Черный потолок плыл над лесом, дул ветер ледяной, но мысль о том, что я поразил Динку и переплюнул Крюкова, придавала мне сил. Я бежал, бежал, бежал и, уже выруливая на финишную прямую, представил, что сейчас будет! Венок, поцелуи, объятия!.. Кто-то кинется качать — это обязательно. Кто-то заскрежещет зубами от злости, в такой толпе всегда найдётся завистник. Но бравурный марш Преображенского полка заглушит неприятные звуки. Народ отхлынет, и я увижу Динку. Она скажет:

— Андрей! Всегда лучше, когда о тебе думают хуже, а ты лучше, чем когда о тебе думают лучше, а ты хуже!

Для этого случая приготовил я самую свою лучезарную улыбку и начал вглядываться в снегопад, пытаясь различить встречающую толпу. Смотрю — что такое? По-моему, нет никого! Ужасное подозрение шевельнулось в моей груди. И чем ближе я подъезжал, тем виднее мне становилось, что все давно разошлись по домам.

Я застыл у черты и как дурак улыбался, а кругом расстилались бескрайние вечнозелёные снега.

Тогда я рванул на третий круг. Теперь уж совсем один. Только дятел был в небе. Он время от времени складывал крылья и падал, но потом спохватывался и взлетал — видно, дятлы так проверяют смелость. Вот лыжа сломанная, здесь кто-то замёрз до меня. А у меня вьюга за штанами, и уже снег мне стал нехолодный!..

Я шёл на лыжах по сухой, растрескавшейся земле. Много дней и ночей, не смыкая глаз, под открытым небом. Мимо льда и мяты, полыни, огня и корней, по песку пустынь, по инею на траве, сквозь снежные заносы.

Я падал от жары, мок и коченел, проваливался в полыньи и выбирался на льдины.

На двенадцатом круге я понял, что больше не могу. Я упал, и пока меня заметала пурга, глядел, как загорается последняя заря над Орехово-Борисовом. Глаза мои закрылись, и я очутился в загробном мире.

Слышу, кто-то зовёт:

— Андрей! — и несется вдогонку — такой, какой грузчик бывает — небритый и страшный. Догнал, скинул кроличью шапку — это был Варежкин Гавриил Харитонович.

— Меня бросила жена, — сказал он мимолетом, выруливая к райским кущам. — Я ее задушил, своего соперника Бориса Витальевича Котова убил лопатой, а сам отравился цианистым калием.

Тут его черти окружили — с чугунной сковородкой.

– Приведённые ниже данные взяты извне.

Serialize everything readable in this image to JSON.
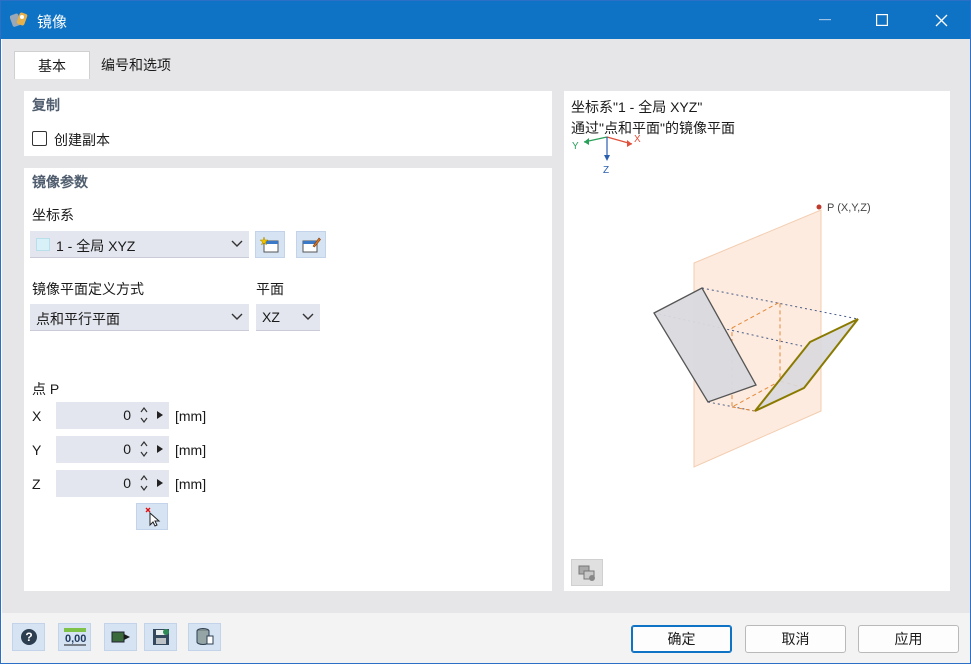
{
  "window": {
    "title": "镜像",
    "minimize_icon": "minimize-icon",
    "maximize_icon": "maximize-icon",
    "close_icon": "close-icon"
  },
  "tabs": [
    {
      "label": "基本",
      "active": true
    },
    {
      "label": "编号和选项",
      "active": false
    }
  ],
  "copy_section": {
    "title": "复制",
    "create_copy_label": "创建副本",
    "create_copy_checked": false
  },
  "mirror_params": {
    "title": "镜像参数",
    "coord_system_label": "坐标系",
    "coord_system_value": "1 - 全局 XYZ",
    "coord_swatch_color": "#d8f1f8",
    "definition_label": "镜像平面定义方式",
    "definition_value": "点和平行平面",
    "plane_label": "平面",
    "plane_value": "XZ",
    "point_label": "点 P",
    "coords": [
      {
        "axis": "X",
        "value": "0",
        "unit": "[mm]"
      },
      {
        "axis": "Y",
        "value": "0",
        "unit": "[mm]"
      },
      {
        "axis": "Z",
        "value": "0",
        "unit": "[mm]"
      }
    ]
  },
  "preview": {
    "line1": "坐标系\"1 - 全局 XYZ\"",
    "line2": "通过\"点和平面\"的镜像平面",
    "axis_x": "X",
    "axis_y": "Y",
    "axis_z": "Z",
    "point_label": "P (X,Y,Z)",
    "colors": {
      "plane_fill": "#fbe6d6",
      "original_fill": "#d9d9de",
      "mirror_stroke": "#8a7a00",
      "point": "#c0392b",
      "axis_x": "#e0503a",
      "axis_y": "#2aa05a",
      "axis_z": "#2a5fb0"
    }
  },
  "bottom": {
    "tools": [
      "help-icon",
      "units-icon",
      "export-icon",
      "save-icon",
      "database-icon"
    ],
    "units_text": "0,00",
    "ok_label": "确定",
    "cancel_label": "取消",
    "apply_label": "应用"
  }
}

Схватили, скрутили, связали, кинули на сковороду, развели под ним огонь.

— Андрюха! — вскричал он. — Андрюха! — папиным голосом. Смотрю — это папа трясёт меня за плечо.

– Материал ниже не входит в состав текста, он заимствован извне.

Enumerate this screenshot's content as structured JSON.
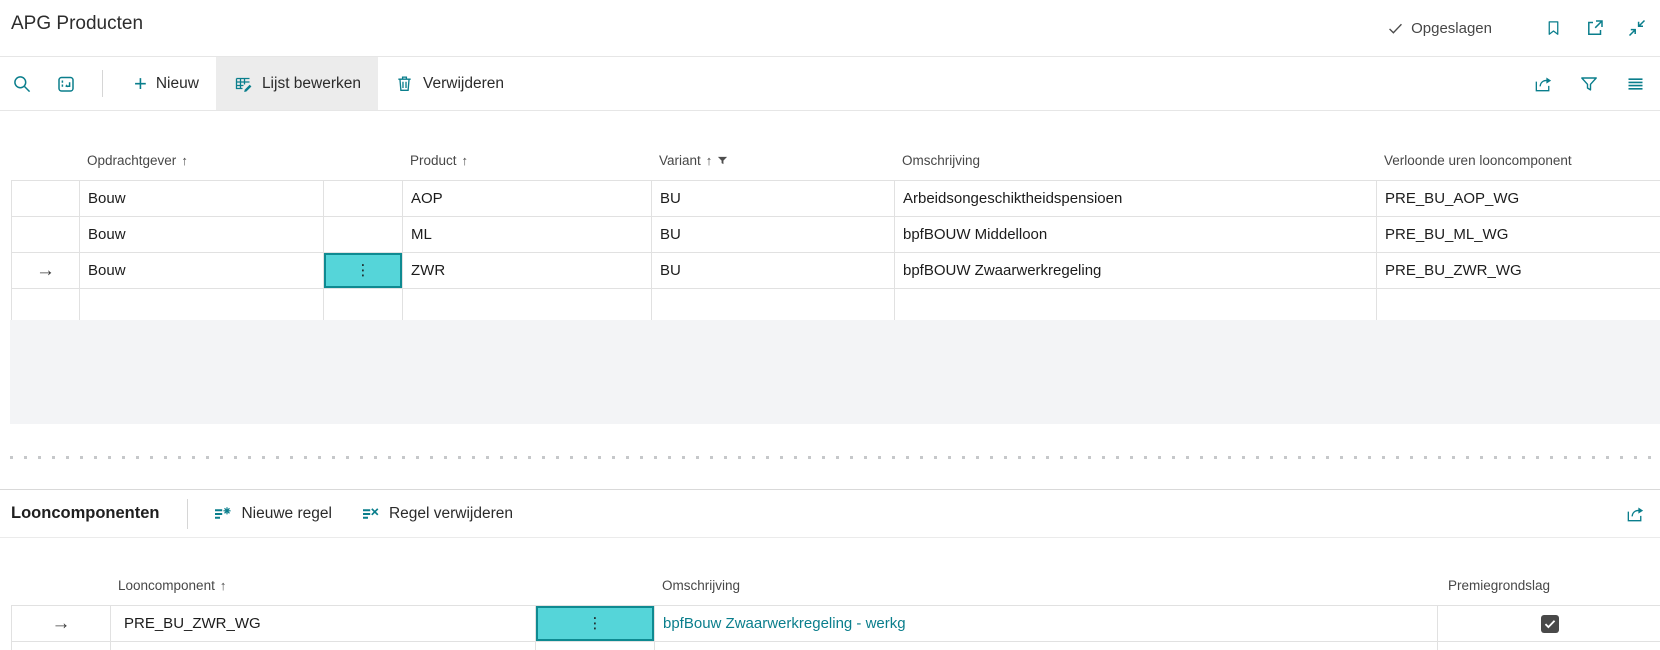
{
  "icons": {
    "sort_asc": "↑",
    "ellipsis_v": "⋮",
    "arrow_right": "→",
    "plus": "+"
  },
  "titlebar": {
    "title": "APG Producten",
    "saved": "Opgeslagen"
  },
  "toolbar": {
    "new": "Nieuw",
    "edit_list": "Lijst bewerken",
    "delete": "Verwijderen"
  },
  "top_grid": {
    "headers": {
      "opdrachtgever": "Opdrachtgever",
      "product": "Product",
      "variant": "Variant",
      "omschrijving": "Omschrijving",
      "verloonde": "Verloonde uren looncomponent"
    },
    "rows": [
      {
        "opdrachtgever": "Bouw",
        "product": "AOP",
        "variant": "BU",
        "omschrijving": "Arbeidsongeschiktheidspensioen",
        "verloonde": "PRE_BU_AOP_WG"
      },
      {
        "opdrachtgever": "Bouw",
        "product": "ML",
        "variant": "BU",
        "omschrijving": "bpfBOUW Middelloon",
        "verloonde": "PRE_BU_ML_WG"
      },
      {
        "opdrachtgever": "Bouw",
        "product": "ZWR",
        "variant": "BU",
        "omschrijving": "bpfBOUW Zwaarwerkregeling",
        "verloonde": "PRE_BU_ZWR_WG"
      }
    ]
  },
  "section": {
    "title": "Looncomponenten",
    "new_line": "Nieuwe regel",
    "delete_line": "Regel verwijderen"
  },
  "bottom_grid": {
    "headers": {
      "looncomponent": "Looncomponent",
      "omschrijving": "Omschrijving",
      "premiegrondslag": "Premiegrondslag"
    },
    "rows": [
      {
        "looncomponent": "PRE_BU_ZWR_WG",
        "omschrijving": "bpfBouw Zwaarwerkregeling - werkg",
        "premiegrondslag_checked": true
      }
    ]
  },
  "colors": {
    "accent_teal": "#0a7e8c",
    "selected_cell_fill": "#55d5d9",
    "selected_cell_border": "#0e8a91",
    "link": "#0a7e8c",
    "grid_border": "#e1e1e1",
    "filler_gray": "#f3f4f6"
  }
}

— Вставай, — говорит, — не лежи на снегу, простудишься. Динка ждет тебя у нас дома, зовет в кино.

— Не могу, — говорю я ему, — я умер.

— Нет, сынок, — ответил он, — ты умер не до конца…

…Через месяц я полюбил другую девушку.

Рыбный день

— Эх, не завидую я тем, кто у рыбацкого костра не сидел. Кроты они, а не люди, — говорил наш сосед Толя Мыльников, слесарь. Мы стояли с удочками на берегу Витаминного пруда в Уваровке: я, он и мой папа.

Громко квакали лягушки. Я заметил, как кваканье зависит от солнца. Закроет облаком солнце — кваканье одно, откроет — другое, ветер подует — третье, и комариный писк примешивался к кваканью лягушек.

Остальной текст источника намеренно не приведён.